Helen J. Wing

Helen J. Wing is an Associate Professor of Molecular Microbiology in the School of Life Sciences at the University of Nevada, Las Vegas. She obtained her Ph.D. in Biochemistry from the University of Birmingham (UK) in 1997, where she studied transcriptional gene regulation in Escherichia coli. She worked with both Prof. Stephen J.W. Busby and Prof. John R. Guest in her first post-doctoral position, where she employed biochemical approaches to study transcription. In 2000, Helen moved to the U.S. to take a post-doctoral position with Marcia B. Goldberg M.D. at Harvard Medical School and Massachusetts General Hospital. It was here that she became interested in the transcriptional regulation of Shigella virulence genes and antimicrobial peptides. She joined the faculty at the University of Nevada, Las Vegas in 2005.
The primary focus of my research laboratory is virulence gene expression in the bacterial pathogen Shigella flexneri, the causal agent of bacillary dysentery, which is estimated to kill over 1 million people each year. All four species of Shigella harbor a large virulence plasmid, which carries most of the genes required to cause disease in the human host, including those required for invasion, type III secretion and actin-based motility, a process that allows bacteria to spread from one human cell to another. We are interested in the environmental cues, the timing and the molecular events that trigger the expression of virulence genes. We are particularly interested in the complex interplay between nucleoid structuring proteins, proteins that facilitate the packaging of DNA into tiny cells, and the transcriptional regulators of virulence in Shigella VirF and VirB.

Christine Cremo

Dr. Christine Cremo has worked in the field of muscle proteins since her doctoral work on the muscarinic acetylcholine receptor in the heart. After working on fluorescent nucleotide derivatives for studies on skeletal myosin structure and function, she moved on to try to understand the regulation of the smooth muscle myosin ATPase by phosphorylation of the regulatory light chain. The focus has been on structure-function relationships.
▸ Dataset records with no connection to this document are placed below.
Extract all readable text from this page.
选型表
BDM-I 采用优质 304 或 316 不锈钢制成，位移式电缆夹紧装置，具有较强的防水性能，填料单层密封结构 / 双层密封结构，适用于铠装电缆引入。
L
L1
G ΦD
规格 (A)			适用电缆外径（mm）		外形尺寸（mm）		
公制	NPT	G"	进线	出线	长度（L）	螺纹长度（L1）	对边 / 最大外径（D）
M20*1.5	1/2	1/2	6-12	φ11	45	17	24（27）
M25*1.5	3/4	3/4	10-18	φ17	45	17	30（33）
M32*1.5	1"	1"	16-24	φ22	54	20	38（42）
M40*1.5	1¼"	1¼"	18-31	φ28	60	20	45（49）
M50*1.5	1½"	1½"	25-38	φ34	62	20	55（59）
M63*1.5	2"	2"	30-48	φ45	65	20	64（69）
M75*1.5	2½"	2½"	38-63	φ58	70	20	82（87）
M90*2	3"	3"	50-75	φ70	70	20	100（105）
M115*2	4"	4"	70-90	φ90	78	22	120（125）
This work is ongoing, as well as a new focus on structure-function relationships of smooth muscle myosin light chain kinase. This work has high relevance to several human diseases such as asthma, hypertension, and gastrointestinal disorders.

Seungil Ro

My research interest is studying the roles of microRNAs (miRNAs) that control gut neuromuscular (motility) disorders. The gut is a vital organ for human survival: it is where food is digested, where nutrients are absorbed into the bloodstream, and where undigested waste moves through and leaves the body. This digestive process is achieved by the synchronized movement (motility) of gastrointestinal (GI) muscle, which mixes food and propels the digested content through the GI tract. Motility of GI muscle is controlled by three key cells: enteric nervous system (ENS), interstitial cells of Cajal (ICC), and smooth muscle cells (SMCs). ENS and ICC generate complex rhythmic motor behavior and spontaneous electrical slow waves, respectively, both of which control SMCs, the final effectors for muscle contraction and muscle relaxation. Developmental abnormalities and pathophysiological damage of these cells are directly linked to GI neuromuscular diseases such as Hirschsprung’s disease, diabetic gastroenteropathy (DGEP), gastrointestinal stromal tumor (GIST), and chronic intestinal pseudo-obstruction (CIPO).